Other uses of Chinquapin
The bark, leaves, wood and seed husks all contain useful tannin. The wood is coarse-grained, hard, light, durable, and easy to split. It is too small for commercial use and occasionally used for fence posts, fuel etc. It weighs 37lb per cubic foot.
Chinquapin prefers a good, well-drained, slightly acid loam soil and can succeed in dry soils. Once established, it is very tolerant of drought and of highly acid, infertile, dry sands. It is averse to calcareous soils but succeeds on harder limestones. This species is an excellent soil-enriching understorey in pine forests, growing and fruiting well so long as the canopy of pines is relatively light. Although it is very winter-hardy, this species only really thrives in areas with hot summers. The young growth in spring, even on mature plants, is frost-tender, and so it is best to grow the plant in a position sheltered from the early morning sun. Chinquapin spreads widely using underground suckers. It is relatively self-sterile but hybridizes freely with other members of the genus. Fruits are produced in 2 to 3 years from seed.

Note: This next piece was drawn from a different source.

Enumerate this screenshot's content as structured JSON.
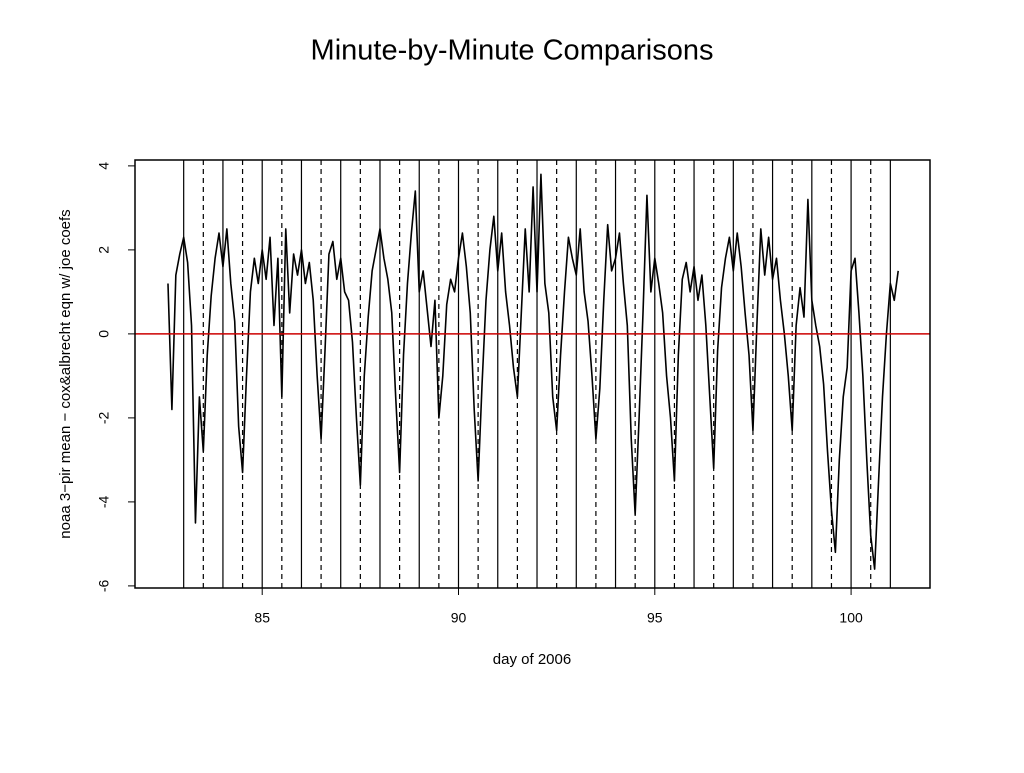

Chinquapin does not like coastal salt conditions, but the sub-species C. pumila ashei is a coastal form from Virginia to Texas. Plants in this genus are notably resistant to honey fungus.
Propagation is by seed or the division of suckers. The seed is sown as soon as ripe and must be protected from mice and squirrels. The seed has a short viability and must not be allowed to become dry. If it is kept moist, it can be stored for a few months in a cool place, such as the salad compartment of a fridge, but must be regularly checked for signs of germination. Suckers can be divided in winter and planted straight into their permanent positions.